I spent some time last night trying to get through to some friends in NYC. I'd tried briefly during the day but calls weren't going through. I don't know anyone that worked in or near the World Trade Center, but I know people who live and work in Manhattan, and who's to say where they were or what they were doing? Luckily, with the exception of one person, I've contacted everyone I know. I'm pretty confident that the person I can't get through to is okay, but I still won't be quite at ease until I hear from her.
I went to bed at about 10:30pm, but woke up around 1am. After some tossing and turning (I kept hearing sirens but I think they were mostly just in my mind), I got out of bed and went and watched more news until about 5am, when I was finally able to fall back asleep.

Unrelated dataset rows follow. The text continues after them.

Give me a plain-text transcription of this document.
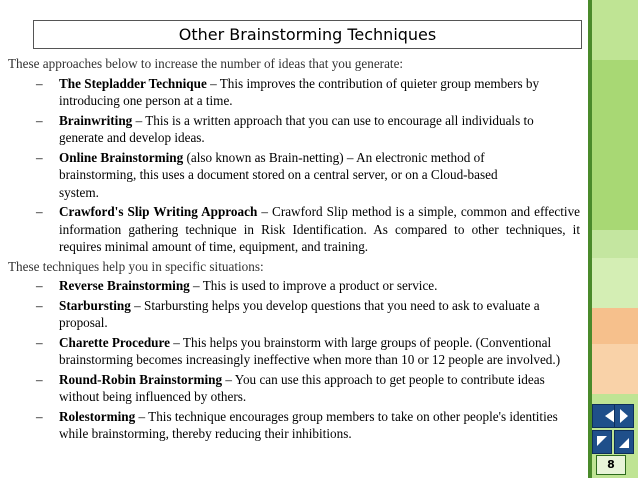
Other Brainstorming Techniques

These approaches below to increase the number of ideas that you generate:

– The Stepladder Technique – This improves the contribution of quieter group members by introducing one person at a time.
– Brainwriting – This is a written approach that you can use to encourage all individuals to generate and develop ideas.
– Online Brainstorming (also known as Brain-netting) – An electronic method of brainstorming, this uses a document stored on a central server, or on a Cloud-based system.
– Crawford's Slip Writing Approach – Crawford Slip method is a simple, common and effective information gathering technique in Risk Identification. As compared to other techniques, it requires minimal amount of time, equipment, and training.

These techniques help you in specific situations:

– Reverse Brainstorming – This is used to improve a product or service.
– Starbursting – Starbursting helps you develop questions that you need to ask to evaluate a proposal.
– Charette Procedure – This helps you brainstorm with large groups of people. (Conventional brainstorming becomes increasingly ineffective when more than 10 or 12 people are involved.)
– Round-Robin Brainstorming – You can use this approach to get people to contribute ideas without being influenced by others.
– Rolestorming – This technique encourages group members to take on other people's identities while brainstorming, thereby reducing their inhibitions.
8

Curt drove me to work again this morning. He decided to leave for his two-day reward outing at a resort inn in New Hampshire. I was agreeable to but told him that if ANYTHING happened today that he was going to need to turn around and come back home immediately. My worst nightmare is that, should something happen in Boston (or anywhere for that matter) he and I would somehow be unable to be with each other . It was tough for me to let him go, but on the other hand I do want everything to return to "normal", and I know he was looking forward to this trip. As for his two week training session in Tampa, I doubt he'll be going. Even if air travel resumes normal operations by Sunday, he really doesn't want to go at this point. He asked me, "Does that make chicken?", and I said that I didn't care if it did - I don't want him flying right now.

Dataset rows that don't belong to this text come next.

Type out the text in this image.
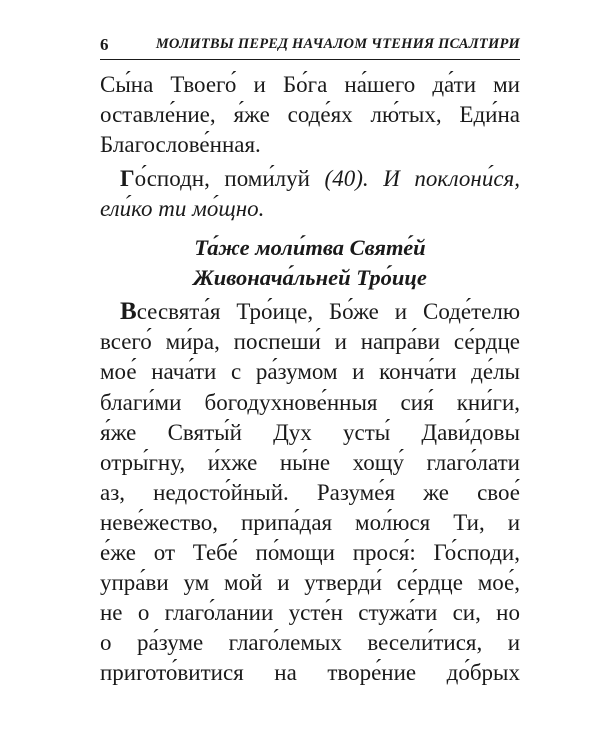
6	МОЛИТВЫ ПЕРЕД НАЧАЛОМ ЧТЕНИЯ ПСАЛТИРИ
Сы́на Твоего́ и Бо́га на́шего да́ти ми
оставле́ние, я́же соде́ях лю́тых, Еди́на
Благослове́нная.
Го́сподн, поми́луй (40). И поклони́ся,
ели́ко ти мо́щно.
Та́же моли́тва Святе́й
Живонача́льней Тро́ице
Всесвята́я Тро́ице, Бо́же и Соде́телю
всего́ ми́ра, поспеши́ и напра́ви се́рдце
мое́ нача́ти с ра́зумом и конча́ти де́лы
благи́ми богодухнове́нныя сия́ кни́ги,
я́же Святы́й Дух усты́ Дави́довы
отры́гну, и́хже ны́не хощу́ глаго́лати
аз, недосто́йный. Разуме́я же свое́
неве́жество, припа́дая мол́юся Ти, и
е́же от Тебе́ по́мощи прося́: Го́споди,
упра́ви ум мой и утверди́ се́рдце мое́,
не о глаго́лании усте́н стужа́ти си, но
о ра́зуме глаго́лемых весели́тися, и
пригото́витися на творе́ние до́брых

Today is feeling a little more normal. Still having emergency meetings, and fighter planes are flying over the skies of Boston, but I'm feeling more confident and people are reacting more normally here in the office. It'll be a while before things feel completely comfortable again (at least Friday, when Curt gets back). Until then I'll just focus on work, hug the pillow tight at night, and try to keep my mind on more pleasant things.